Bleat: I don’t mind paying 99 pence, cents or etc. for new tracks, but it does seem unfair to be asked to pay the same for a 40 or 50 year old track as for a 2004 track. I’ve got thousands of 45’s and I want to download a few old favourites, I’m inclined to do this free on p2p because I figure I’ve paid once anyway, at least that’s my point of view. Comment?

Also, since I can buy loads of oldie tracks on a CD in the supermarket for maybe 20 UK pence a track, why if I don’t want the CD, artwork, distribution or supermarkets profit should I pay five times that amount for an old Rock and Roll track?

On the other hand I do want to pay for new music, I think it’s the right thing to do.

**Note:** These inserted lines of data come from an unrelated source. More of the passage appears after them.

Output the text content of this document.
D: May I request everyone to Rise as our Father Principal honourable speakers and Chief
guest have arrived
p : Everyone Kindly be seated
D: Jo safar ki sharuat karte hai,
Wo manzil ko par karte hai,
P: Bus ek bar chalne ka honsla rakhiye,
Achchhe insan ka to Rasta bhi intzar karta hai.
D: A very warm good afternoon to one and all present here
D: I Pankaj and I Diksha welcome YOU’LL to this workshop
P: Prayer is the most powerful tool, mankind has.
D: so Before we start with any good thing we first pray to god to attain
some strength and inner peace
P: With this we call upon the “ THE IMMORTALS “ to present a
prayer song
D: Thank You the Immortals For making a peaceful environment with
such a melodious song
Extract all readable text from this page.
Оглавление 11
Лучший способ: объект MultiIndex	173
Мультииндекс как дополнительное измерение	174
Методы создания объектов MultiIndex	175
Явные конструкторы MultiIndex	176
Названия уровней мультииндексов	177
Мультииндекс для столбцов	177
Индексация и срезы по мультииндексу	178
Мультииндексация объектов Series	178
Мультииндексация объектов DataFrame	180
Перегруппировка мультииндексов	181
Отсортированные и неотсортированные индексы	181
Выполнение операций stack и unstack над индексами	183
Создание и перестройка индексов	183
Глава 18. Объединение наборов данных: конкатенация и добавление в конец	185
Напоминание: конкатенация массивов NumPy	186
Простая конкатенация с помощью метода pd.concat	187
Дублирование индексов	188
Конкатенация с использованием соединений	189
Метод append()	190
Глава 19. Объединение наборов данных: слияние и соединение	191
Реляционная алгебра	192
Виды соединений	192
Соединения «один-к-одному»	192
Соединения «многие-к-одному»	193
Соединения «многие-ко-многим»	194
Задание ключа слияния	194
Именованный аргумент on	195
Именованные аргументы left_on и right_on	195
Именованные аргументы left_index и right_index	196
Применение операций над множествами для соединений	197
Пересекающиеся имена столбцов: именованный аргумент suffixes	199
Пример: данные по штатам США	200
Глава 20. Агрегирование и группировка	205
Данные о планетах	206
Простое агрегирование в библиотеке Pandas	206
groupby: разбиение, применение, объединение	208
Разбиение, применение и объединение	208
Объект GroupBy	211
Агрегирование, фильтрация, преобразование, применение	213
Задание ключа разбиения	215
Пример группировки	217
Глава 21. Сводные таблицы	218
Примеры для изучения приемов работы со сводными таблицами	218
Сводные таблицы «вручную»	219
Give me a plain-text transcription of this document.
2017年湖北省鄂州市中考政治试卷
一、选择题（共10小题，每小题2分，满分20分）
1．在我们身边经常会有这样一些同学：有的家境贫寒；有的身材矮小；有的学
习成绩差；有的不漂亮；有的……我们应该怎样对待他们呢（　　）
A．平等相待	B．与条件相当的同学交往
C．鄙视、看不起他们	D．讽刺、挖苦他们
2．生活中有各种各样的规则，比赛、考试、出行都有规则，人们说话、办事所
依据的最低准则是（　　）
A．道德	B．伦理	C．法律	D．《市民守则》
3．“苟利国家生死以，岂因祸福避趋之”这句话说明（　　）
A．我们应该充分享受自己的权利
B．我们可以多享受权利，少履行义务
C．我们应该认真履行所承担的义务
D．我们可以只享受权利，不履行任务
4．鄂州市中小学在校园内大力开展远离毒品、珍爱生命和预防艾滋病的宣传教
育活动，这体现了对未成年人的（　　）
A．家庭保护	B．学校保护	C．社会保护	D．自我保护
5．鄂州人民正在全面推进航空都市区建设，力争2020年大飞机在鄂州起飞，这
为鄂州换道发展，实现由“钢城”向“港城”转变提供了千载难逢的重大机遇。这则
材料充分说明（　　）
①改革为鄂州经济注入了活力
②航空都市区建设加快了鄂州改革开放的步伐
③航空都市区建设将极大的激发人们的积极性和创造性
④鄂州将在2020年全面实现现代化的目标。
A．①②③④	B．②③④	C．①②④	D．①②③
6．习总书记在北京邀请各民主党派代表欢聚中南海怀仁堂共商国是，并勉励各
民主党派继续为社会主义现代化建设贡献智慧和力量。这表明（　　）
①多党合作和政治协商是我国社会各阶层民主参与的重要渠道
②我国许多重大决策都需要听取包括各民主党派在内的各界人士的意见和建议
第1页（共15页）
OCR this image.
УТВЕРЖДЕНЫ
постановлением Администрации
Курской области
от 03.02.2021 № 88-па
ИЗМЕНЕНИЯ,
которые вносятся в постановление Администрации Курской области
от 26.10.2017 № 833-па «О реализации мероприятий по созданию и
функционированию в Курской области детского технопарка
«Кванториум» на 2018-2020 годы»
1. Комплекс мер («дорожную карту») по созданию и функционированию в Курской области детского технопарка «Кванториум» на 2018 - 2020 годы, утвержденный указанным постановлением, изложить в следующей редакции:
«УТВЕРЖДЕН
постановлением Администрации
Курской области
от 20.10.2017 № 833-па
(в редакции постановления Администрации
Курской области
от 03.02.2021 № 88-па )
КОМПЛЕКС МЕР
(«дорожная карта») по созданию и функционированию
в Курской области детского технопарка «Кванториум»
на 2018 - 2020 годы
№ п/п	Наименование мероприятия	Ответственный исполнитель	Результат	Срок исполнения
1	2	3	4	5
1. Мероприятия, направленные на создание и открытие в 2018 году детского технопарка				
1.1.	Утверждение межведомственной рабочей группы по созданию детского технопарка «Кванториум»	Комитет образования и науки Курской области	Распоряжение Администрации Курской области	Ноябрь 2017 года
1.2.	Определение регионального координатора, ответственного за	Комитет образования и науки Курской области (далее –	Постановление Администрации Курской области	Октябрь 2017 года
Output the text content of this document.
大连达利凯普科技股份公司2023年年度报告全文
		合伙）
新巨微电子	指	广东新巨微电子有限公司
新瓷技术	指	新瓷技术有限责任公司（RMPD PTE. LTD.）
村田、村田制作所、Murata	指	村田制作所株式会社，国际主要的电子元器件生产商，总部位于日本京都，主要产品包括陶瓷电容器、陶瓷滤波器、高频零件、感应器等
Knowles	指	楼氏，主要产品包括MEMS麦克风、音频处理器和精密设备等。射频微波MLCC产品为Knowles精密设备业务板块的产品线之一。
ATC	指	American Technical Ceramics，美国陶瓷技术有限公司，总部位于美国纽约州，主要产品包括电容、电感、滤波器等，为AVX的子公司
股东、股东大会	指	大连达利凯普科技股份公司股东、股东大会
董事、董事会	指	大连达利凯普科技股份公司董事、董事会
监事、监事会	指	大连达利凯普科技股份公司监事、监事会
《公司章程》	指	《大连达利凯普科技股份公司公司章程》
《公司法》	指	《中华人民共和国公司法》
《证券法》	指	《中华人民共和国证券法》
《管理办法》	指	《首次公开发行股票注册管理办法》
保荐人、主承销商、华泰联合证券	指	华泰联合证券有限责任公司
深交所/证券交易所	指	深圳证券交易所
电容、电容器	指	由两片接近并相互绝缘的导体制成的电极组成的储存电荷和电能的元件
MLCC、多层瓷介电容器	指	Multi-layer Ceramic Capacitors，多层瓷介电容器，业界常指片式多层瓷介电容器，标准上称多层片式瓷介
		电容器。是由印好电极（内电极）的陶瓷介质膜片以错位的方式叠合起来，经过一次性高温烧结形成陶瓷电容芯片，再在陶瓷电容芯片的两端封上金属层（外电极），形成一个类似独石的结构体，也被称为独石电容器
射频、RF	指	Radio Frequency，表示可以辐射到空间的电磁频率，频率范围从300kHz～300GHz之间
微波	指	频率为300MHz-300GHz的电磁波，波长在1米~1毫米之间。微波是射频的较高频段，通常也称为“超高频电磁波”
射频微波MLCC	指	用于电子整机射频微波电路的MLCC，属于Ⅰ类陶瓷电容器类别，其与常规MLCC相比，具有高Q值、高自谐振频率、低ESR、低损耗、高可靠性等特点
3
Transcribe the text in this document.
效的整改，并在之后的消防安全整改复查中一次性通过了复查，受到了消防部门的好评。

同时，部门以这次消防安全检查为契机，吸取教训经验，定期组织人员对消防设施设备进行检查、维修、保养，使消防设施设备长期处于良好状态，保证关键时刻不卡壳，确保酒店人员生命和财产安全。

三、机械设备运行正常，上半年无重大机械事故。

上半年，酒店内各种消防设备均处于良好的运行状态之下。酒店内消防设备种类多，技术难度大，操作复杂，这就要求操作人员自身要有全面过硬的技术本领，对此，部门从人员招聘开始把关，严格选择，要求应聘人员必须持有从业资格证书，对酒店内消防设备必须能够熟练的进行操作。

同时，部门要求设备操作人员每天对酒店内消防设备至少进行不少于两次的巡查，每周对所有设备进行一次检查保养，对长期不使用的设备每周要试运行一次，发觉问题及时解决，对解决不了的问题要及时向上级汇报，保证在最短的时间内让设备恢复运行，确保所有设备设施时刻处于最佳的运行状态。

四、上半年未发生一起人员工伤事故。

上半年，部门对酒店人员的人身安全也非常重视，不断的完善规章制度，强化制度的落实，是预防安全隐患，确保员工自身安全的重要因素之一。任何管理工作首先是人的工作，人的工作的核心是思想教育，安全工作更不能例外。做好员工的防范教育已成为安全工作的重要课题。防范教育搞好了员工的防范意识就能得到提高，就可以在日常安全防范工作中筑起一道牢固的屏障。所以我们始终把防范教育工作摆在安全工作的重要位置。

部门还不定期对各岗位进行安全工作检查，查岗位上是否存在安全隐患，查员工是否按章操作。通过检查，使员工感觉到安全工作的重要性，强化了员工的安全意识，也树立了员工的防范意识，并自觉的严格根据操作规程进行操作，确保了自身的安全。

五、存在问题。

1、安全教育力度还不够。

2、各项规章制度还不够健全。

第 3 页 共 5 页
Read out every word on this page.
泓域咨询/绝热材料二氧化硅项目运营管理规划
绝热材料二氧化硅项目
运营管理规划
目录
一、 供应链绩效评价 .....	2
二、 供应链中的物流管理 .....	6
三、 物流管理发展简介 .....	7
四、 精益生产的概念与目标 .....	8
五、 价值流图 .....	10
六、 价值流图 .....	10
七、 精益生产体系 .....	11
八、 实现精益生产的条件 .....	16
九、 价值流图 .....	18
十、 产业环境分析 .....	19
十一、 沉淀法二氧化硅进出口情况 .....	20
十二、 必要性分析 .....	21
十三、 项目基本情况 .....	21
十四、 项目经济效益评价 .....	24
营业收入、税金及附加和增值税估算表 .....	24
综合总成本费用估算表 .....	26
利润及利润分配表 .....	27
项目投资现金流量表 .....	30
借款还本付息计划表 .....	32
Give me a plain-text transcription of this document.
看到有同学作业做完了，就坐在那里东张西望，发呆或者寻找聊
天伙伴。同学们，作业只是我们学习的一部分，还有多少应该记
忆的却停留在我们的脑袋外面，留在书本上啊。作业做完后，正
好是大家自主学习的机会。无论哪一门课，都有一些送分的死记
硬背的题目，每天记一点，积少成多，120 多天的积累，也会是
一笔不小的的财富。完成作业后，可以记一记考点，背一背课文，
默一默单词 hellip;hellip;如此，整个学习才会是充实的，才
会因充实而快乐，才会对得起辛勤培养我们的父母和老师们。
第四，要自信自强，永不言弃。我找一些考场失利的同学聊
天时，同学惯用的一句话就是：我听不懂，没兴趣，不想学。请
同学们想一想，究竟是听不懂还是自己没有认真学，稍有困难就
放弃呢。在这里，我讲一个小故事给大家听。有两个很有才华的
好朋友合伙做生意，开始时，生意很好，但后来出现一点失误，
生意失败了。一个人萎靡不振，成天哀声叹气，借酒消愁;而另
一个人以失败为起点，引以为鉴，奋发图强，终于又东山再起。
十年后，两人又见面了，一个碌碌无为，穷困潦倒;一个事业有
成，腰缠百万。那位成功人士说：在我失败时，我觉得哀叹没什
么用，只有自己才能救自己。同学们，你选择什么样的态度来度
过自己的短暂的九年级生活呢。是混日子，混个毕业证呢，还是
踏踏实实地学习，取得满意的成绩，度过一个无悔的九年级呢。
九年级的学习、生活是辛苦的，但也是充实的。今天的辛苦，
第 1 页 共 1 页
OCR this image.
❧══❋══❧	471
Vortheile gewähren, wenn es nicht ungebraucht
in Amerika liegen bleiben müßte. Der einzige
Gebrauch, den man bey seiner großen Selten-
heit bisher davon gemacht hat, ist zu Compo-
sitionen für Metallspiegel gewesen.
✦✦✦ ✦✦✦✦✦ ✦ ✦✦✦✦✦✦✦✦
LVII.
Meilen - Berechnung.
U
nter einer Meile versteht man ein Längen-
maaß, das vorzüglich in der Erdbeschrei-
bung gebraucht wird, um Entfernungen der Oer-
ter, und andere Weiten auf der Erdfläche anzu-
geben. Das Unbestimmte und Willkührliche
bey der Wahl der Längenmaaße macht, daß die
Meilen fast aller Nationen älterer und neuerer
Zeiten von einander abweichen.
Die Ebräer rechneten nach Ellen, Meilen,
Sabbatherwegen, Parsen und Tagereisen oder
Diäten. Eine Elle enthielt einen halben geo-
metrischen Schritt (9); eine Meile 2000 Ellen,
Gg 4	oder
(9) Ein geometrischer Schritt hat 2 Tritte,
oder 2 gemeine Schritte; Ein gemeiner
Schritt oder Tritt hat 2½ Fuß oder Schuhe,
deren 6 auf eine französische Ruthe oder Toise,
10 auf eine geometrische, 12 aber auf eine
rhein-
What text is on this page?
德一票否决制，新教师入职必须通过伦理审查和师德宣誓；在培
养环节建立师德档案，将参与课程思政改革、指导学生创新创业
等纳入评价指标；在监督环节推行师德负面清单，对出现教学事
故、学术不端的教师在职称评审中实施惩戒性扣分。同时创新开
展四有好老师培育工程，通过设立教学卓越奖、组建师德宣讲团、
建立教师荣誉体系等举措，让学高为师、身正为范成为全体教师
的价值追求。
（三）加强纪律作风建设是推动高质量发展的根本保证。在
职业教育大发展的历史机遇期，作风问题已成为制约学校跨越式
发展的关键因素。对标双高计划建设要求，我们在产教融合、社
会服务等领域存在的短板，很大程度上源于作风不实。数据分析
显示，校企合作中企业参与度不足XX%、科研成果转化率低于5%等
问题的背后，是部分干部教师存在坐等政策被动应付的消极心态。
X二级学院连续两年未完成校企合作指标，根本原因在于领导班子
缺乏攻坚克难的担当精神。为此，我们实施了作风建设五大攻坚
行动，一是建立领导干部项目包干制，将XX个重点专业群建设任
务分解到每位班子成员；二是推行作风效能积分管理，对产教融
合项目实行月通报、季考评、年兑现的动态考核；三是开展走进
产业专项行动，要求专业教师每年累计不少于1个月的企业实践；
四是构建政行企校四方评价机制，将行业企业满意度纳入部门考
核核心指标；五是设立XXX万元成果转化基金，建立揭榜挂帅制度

Question: Napster UK makes this statement on their web site, “You can also collect as many tracks as you want on the hard drives of up to 3 PC computers to listen offline and save bandwidth while you surf the Web. Enjoy these tracks as long as you are a Napster subscriber”.

The suggestion is that the downloads you pay for you are only renting, is this so?

iTunes seem to have a pay-for-a-track-and-it’s-yours policy, only you have to download their software.

Is there a good location where you pays your money and buys the track or tracks without a load of “stuff” getting in the way? If not, what’s everyone’s top recommendation?


#2

download a program called ares lite and enjoy.


#3

What does it do?


#4

It’s a P2P program. Reading your post I will say this real quick. You don’t own any music you buy, just like the OS on your computer, you are licensed to use it for your own personal use. This is why when you bought LP’s you had to buy tape later and then you had to buy CD when they came out and yes, now you must buy the lossy version as well. Unless as you say you can duplicate it on your own for yourself.

The trouble with Napster and those of that ilk is if you can’t get “authorisation” your music will cease to function. This can easily be proven by moving tracks to another computer, or even a re-install of your OS will cause your “collection” to become useless. It only takes a second or two to reactivate them. However, if Napster AKA Roxio goes under- you can kiss your money goodbye. Unless they sell to someone and they take up the authorisation bit. I avoid such schemes like the plague.

On your other matter. The RIAA has SO FAR only litigated against UPLOADERS and even those were individuals uploading or making available thousands of tracks to the internet. Downloading has not yet triggered a lawsuit against anyone AFAIK. At least leeches or those that left their shared file folder empty or small.

On the other hand the MPAA has come after downloaders and even those that have downloaded as little as a couple movies.

Is there a good location where you pays your money and buys the track or tracks without a load of “stuff” getting in the way? If not, what’s everyone’s top recommendation?

I assume you mean online here, as obviously you can visit a record store and buy until you are blue in the face. However, no one in the United states has been able to cut a deal with any label to offer online copyrighted materials that do not contain a form of DRM. There are exceptions to this as there are a handful of track and also independent artists that just use P2P as a way to become known.

The legal download sites had a hell of a time getting the labels to allow the music to be transcoded into a small Internet form WITH DRM that they trusted. This was a big stumbling block that held up Legal downloads for quite some time.

There are sites overseas that are selling music that has no DRM for pennies on the megabyte and claim to be giving royalties back to the artist. They also claim to have the legal right to be selling this material due to their countries copyright laws. However, at the prices they sell music at there is no way they cut a legitimate deal with the labels in the US. At best, they might be able to sell this music in their own country legally but to sell beyond their borders makes them a target by the copyright holders. The real “owners”.

So we can’t really accept this claim. Having said that, their country has turned a blind eye to the situation, and has said as much due to piracy priorities. The country is rampant with this activity. It also seems the RIAA is either powerless, or has not had the inclination, or for political reasons has failed to shut down these type sites. They have been running for years.

If you truly want to pay for your music and listen to it on your computer without DRM, you will have to buy a CD and rip it yourself.